ドクター時任は恋愛中毒
「天河の奴、婚約者サンといちゃいちゃしたいからって、最初はホテル泊まれってうるさくてさ。でも、遊園地での一件のあと渋々了承してくれた。まぁ、もともとそのために、天河の行き先ストーカーして、キミに声を掛けたんだけどね」
「……? よく意味が」
「天河と親しい女の子囲い込んじゃえば、俺をマンションに住まわせる気にもなるかなって思って……まぁ、つまりは真帆ちゃんのこと利用したってこと。
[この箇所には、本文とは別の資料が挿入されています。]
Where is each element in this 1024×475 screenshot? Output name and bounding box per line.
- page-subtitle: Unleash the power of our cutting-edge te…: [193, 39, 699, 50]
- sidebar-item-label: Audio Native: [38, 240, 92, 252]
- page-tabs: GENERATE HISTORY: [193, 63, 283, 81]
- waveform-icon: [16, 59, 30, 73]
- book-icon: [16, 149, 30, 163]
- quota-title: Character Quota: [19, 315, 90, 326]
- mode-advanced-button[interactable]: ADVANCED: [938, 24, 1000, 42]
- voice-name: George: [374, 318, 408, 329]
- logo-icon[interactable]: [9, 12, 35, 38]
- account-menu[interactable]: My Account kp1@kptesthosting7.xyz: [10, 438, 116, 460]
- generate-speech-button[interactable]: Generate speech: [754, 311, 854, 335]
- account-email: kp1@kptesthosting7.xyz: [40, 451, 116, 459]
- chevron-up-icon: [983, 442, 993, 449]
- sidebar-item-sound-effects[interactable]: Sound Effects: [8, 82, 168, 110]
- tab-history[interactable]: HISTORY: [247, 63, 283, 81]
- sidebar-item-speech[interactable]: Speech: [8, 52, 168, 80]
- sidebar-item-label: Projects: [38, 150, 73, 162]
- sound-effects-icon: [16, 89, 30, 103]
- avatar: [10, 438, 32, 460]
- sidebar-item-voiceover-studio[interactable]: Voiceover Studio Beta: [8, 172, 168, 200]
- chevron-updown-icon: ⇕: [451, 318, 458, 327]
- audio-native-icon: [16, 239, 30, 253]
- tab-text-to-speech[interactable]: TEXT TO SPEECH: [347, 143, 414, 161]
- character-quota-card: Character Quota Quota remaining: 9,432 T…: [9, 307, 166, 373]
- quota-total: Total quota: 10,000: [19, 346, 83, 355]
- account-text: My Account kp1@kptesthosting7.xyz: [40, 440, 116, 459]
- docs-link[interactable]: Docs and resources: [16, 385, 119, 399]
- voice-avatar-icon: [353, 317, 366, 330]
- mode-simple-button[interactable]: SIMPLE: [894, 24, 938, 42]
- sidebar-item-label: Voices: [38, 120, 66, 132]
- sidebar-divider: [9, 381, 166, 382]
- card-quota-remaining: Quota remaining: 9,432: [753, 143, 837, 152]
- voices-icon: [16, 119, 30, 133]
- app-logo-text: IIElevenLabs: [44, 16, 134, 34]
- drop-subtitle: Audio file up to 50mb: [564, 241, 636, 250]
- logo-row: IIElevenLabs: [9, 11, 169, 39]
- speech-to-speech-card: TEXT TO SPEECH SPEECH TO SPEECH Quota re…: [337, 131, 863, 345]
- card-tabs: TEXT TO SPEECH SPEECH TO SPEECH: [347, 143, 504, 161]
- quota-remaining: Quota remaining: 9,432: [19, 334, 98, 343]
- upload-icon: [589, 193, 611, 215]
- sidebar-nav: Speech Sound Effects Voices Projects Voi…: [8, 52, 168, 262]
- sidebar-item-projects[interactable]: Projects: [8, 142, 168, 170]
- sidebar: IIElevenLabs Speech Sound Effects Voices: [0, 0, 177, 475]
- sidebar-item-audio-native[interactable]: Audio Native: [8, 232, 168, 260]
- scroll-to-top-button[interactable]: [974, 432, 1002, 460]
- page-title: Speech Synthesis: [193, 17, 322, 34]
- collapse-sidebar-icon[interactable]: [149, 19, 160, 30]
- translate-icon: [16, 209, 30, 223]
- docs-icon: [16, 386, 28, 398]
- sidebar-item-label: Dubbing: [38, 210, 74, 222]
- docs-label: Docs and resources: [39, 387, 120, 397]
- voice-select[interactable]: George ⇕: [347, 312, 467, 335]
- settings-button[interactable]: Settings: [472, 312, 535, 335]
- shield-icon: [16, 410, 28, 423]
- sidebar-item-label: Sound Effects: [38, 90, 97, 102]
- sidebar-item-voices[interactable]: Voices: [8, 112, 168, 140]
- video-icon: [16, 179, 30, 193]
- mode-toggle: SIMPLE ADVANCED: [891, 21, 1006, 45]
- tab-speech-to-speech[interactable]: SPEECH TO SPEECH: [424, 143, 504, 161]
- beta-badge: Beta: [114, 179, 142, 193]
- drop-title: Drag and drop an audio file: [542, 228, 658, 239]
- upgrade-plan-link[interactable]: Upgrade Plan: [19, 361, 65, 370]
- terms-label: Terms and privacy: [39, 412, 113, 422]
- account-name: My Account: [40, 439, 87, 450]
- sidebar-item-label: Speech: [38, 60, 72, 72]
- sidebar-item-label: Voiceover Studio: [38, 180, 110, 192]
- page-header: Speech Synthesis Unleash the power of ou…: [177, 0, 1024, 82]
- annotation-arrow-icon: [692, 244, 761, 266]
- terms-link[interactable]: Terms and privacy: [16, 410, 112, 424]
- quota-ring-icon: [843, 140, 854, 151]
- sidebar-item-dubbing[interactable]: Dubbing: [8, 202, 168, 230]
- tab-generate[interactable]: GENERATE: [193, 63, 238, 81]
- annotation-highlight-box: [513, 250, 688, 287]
ゴメンね?」
「はぁ、なるほど……」
もう、この人がどんな悪事を働いていようと驚かないけど、どうしてそこまでして悪魔のマンションにこだわるんだろう。経済的な理由って感じはしないけど。
「ちなみに、どうしてホテルじゃダメなんですか?」
「あ、聞きたい?」
「……いや別に」
ふい~、と目を逸らして気のない返事をする私に、航河さんは口をとがらせる。
「もう! ほんとにつれない子だな真帆ちゃんって。僕、夏になったらこっちで美容形成外科のクリニックを開業するんだ。そのためにお金が必要だから、節約できるとこは節約したくて」
「美容形成……?」
治療を目的とする患者さんの集まる、いわゆる普通の病院に勤める私には耳慣れない診療科目だ。